En 1999, le cinéaste Atom Egoyan obtient le Prix de la mise en scène à Cannes pour sa version cinématographique du roman dont l’auteur apparaît en caméo dans le rôle d’un médecin. Le film est ample et mystérieux, parfois trop littéral en ses mouvements de caméra passant de la terre au ciel. De manière un brin compassée et avec Ian Holm dans le rôle de l’avocat, il interroge l’idée de communauté, le lien social et l’état d’enfance et son état de témoin et de mortel. Son abord est fort différent de celui du metteur en scène et dramaturge français Emmanuel Meirieu. Le réalisateur fait de Nicole, la survivante handicapée, la figure pivot du film. Abusée autrefois par son père, manipulée par un avocat qui dicte le sens de l’histoire, la jeune fille fait alors le choix d’un témoignage erroné mettant en cause la conductrice du car, sans preuve matérielle, mais sur la base du seul témoignage visuel qui ouvre à tous les abus. Le dispositif est néanmoins au cœur de la justice américaine, débouchant sur de nombreuses condamnations infondées et des révisions de procès, comme l’a parfaitement démontrée la photographe Taryn Simon dans sa série, Les Innocents. Pourquoi Nicole manipule-t-elle la réalité ? Sans doute pour s’émanciper de son statut de victime éternelle et supposée non agissante, refusant de disparaître aujourd’hui dans le récit imposé et souhaité par d’autres, comme hier dans un linceul d’eau glacée. Ce faisant, elle tourne le dos à une incertaine justice très intéressée, mais aussi à la communauté et à la cellule familiale. Démiurge, elle se réinvente ainsi une vie déjà singulièrement diminuée. Au cœur du film, l’avocat affronte aussi à distance sa fille junkie, Zoe, dont il apprend la séropositivité. Elle est jouée par la propre fille de l’écrivain, Caethran Banks.
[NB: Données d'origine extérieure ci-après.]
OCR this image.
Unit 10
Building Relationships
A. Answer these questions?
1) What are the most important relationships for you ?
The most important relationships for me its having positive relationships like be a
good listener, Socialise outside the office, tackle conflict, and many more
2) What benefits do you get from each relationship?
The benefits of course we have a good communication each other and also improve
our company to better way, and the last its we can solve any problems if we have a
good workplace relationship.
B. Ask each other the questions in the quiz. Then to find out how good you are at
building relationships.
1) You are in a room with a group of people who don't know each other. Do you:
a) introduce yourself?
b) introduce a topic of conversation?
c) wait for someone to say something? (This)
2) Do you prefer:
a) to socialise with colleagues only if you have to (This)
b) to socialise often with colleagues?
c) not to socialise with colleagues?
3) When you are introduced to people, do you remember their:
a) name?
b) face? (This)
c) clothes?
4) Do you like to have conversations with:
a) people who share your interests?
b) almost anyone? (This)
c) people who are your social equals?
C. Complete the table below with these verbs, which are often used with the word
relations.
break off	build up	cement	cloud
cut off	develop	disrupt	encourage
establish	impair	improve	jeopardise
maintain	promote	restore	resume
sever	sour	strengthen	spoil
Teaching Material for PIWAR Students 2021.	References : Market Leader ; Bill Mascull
Dans la pièce, Nicole est hémiplégique et chante une chanson de Radiohead, Exit Music. On entend alors : “Wake… from your sleep. The drying of your tears. Today we escape, we escape” (« Réveille… de ton sommeil. Sèche tes larmes. Aujourd’hui nous prenons la fuite… »). Visage livide, elle semble une morte vivante,  un fantôme ou une figure de fille maléfique tout droit sortie d’un film fantastique gothique. Dans la veine de Fragile signé Jaume Balaguero et son incroyable personnage de « fille mécanique », variante poétique, malade, des films de fantômes. Tant Balaguero au cinéma que Meirieu au théâtre polissent leur photographie parfois à l’excès pour rendre au mieux la froideur ouatée de leurs sujets. Et instaurer une puissance relationnelle, anxiogène entre les personnages et ce qui les entoure et les travaille. Le thème du monstre est d’ailleurs prégnant dans la pièce : « Le docteur, je l’appelais Docteur Frankenstein et il trouvait ça mignon. C’était pas mignon. Je l’appelais comme ça parce que j’avais l’impression d’être un monstre créé avec tous ces morceaux de corps. Et je me sentais aussi laide que lui. Et je comprenais pourquoi il s’en était pris à tous les villageois », relève Nicole.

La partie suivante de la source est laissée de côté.